Equations in "Intoduction to RL": What is the meaning and difference between E, and E with subscript?


This question is from An introduction to RL, page 78. In the formula below the page, both

$\mathbb{E}$ and $\mathbb{E_\pi}$

are mentioned. Could you help me understand the difference between these two in this page and in general?

Melanie A

Posted 2018-09-07T14:16:55.560

Reputation: 37



In general, the expectation is taken with respect to some random variable X. Often, when dealing with a single random variable, it can be implicitly inferred over which random variable it is being integrated and thus writing $\mathbb{E}$ suffices. However, when dealing with multiple random variables, this is not the case anymore. Then, a subscript denotes with respect to which random variable the expectation is taken.

However, the subscript can also denote on which random variable to condition on. This seems to me to be the case on the page you are referring to. Here, $\mathbb{E}_{\pi'}$ means that you are conditioning on actions which are distributed according to $\pi'$.

(Just as a side note: sometimes you might see something along these lines of: $\mathbb{E}_{a\sim \pi'}$, the subscript here is the actual notation for "$a$ distributed according to $\pi'$")

For a more technical answer, have a look at this question on Cross Validated.

Andrei Poehlmann

Posted 2018-09-07T14:16:55.560

Reputation: 146


From the notation section starting on page $xix$, the subscript $_{\pi}$ seems to be read:

... under the policy $\pi$

So $\mathbb{E}$ is the expectation, whereas

$\mathbb{E_\pi}$ is the expectation under the policy $\pi$.

We could compute the expectation of a set of random numbers selected from 1 to 10. If the probabilities of selecting each of the numbers in that range are all equal, we can simple take the weighted mean. This would be equal to 5.5.

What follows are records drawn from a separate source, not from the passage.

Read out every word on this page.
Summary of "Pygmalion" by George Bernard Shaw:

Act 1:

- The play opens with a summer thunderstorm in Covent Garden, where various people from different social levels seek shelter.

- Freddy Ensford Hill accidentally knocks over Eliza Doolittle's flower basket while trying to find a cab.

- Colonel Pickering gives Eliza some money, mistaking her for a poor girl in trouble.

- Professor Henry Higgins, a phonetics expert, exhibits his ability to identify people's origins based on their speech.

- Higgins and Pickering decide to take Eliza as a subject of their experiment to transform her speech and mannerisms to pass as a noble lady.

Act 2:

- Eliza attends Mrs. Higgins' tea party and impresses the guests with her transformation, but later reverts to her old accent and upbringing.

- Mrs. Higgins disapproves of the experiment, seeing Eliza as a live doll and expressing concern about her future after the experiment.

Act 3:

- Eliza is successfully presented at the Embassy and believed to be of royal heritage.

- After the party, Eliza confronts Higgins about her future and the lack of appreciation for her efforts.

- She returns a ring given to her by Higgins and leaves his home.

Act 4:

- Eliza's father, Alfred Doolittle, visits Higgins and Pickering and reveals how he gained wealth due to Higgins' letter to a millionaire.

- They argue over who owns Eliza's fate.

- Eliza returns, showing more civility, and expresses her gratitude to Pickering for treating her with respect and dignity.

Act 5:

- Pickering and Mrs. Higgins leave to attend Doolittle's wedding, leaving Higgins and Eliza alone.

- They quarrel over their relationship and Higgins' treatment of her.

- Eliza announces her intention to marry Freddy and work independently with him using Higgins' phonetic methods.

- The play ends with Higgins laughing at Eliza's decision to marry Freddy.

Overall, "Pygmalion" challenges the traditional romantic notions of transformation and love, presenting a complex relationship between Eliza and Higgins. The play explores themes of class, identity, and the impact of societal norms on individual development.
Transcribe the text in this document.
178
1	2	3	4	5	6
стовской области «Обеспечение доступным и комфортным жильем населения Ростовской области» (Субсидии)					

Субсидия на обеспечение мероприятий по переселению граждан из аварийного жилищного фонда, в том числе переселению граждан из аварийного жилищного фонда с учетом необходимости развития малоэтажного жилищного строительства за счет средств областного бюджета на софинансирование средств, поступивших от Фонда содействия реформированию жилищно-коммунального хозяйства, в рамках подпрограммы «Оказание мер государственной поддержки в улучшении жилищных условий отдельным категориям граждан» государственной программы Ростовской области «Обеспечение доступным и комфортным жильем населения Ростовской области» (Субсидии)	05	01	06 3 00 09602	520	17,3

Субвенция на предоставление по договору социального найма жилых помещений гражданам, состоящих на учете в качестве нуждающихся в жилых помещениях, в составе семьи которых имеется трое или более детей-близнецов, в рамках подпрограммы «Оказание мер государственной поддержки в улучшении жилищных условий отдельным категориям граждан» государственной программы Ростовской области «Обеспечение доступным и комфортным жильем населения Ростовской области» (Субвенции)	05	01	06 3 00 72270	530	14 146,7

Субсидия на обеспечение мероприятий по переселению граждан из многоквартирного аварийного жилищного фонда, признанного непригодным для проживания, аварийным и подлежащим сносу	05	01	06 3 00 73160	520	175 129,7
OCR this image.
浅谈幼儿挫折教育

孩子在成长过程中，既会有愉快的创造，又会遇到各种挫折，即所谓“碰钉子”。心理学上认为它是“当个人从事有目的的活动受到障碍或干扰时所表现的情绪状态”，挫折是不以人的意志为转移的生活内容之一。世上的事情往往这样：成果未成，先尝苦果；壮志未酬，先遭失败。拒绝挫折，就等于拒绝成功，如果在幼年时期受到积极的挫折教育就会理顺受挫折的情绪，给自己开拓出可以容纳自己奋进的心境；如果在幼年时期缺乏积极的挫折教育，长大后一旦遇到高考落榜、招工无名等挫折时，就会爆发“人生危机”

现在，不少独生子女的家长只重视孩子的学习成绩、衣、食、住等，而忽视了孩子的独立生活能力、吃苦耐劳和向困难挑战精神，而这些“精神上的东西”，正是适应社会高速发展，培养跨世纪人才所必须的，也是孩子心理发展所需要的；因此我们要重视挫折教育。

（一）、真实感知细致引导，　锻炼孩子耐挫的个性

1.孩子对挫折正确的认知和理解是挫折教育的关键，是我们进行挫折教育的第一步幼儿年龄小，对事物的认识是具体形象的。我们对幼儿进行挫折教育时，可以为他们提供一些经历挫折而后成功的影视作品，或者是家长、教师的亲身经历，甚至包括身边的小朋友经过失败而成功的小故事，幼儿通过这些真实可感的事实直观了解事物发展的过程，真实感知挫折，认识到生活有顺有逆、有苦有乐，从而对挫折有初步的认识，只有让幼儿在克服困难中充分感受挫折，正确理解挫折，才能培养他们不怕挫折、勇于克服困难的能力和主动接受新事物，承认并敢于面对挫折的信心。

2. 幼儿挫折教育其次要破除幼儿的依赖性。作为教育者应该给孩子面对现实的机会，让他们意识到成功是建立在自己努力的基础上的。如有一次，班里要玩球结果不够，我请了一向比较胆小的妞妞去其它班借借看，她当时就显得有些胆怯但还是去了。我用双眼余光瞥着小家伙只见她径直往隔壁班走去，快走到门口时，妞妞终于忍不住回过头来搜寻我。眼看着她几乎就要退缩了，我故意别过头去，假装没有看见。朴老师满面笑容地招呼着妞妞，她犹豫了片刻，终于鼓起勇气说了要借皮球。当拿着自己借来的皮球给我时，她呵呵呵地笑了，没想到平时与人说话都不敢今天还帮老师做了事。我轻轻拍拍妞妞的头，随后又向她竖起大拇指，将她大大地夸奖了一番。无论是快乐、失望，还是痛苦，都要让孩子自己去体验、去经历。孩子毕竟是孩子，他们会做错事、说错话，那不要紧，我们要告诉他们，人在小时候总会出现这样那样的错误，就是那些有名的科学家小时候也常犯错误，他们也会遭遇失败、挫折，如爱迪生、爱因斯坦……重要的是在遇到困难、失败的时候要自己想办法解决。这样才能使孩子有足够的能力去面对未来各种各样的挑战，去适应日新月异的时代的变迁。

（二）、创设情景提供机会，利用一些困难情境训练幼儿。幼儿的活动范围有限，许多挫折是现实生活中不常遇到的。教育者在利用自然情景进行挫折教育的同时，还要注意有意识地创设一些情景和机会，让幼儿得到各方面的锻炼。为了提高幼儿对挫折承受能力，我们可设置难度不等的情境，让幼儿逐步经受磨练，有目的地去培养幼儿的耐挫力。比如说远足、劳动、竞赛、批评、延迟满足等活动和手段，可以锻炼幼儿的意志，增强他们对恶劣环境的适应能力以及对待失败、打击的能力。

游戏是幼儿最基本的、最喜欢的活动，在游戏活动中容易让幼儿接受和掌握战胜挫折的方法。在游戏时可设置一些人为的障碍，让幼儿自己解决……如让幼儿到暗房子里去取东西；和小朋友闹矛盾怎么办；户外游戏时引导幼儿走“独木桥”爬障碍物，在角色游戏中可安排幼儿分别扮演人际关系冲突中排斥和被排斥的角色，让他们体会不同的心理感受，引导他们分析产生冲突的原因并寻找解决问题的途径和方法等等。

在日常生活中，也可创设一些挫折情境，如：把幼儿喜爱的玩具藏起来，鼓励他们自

However, if we base the selection on some unequal weights, so non-random action (just like a policy would give us), we have unequal weights. Now the answer is not going to be the simple mean, but rather a value skewed towards the heavier weights i.e. the more likely selections.

In those specific equations, if I am not mistaken, the authors simply put the subscript there in $\mathbb{E}_{\pi}$ to make it clear that we are working under the policy $\pi$. The subscript appears only on the third line, because the policy is removed from the conditional part of the expection - the part after the vertical bar. So we remove the relevant policy term: $A_t = \pi'(s)$, and just indicate we are working with the policy via the subscript.


Posted 2018-09-07T14:16:55.560

Reputation: 12 573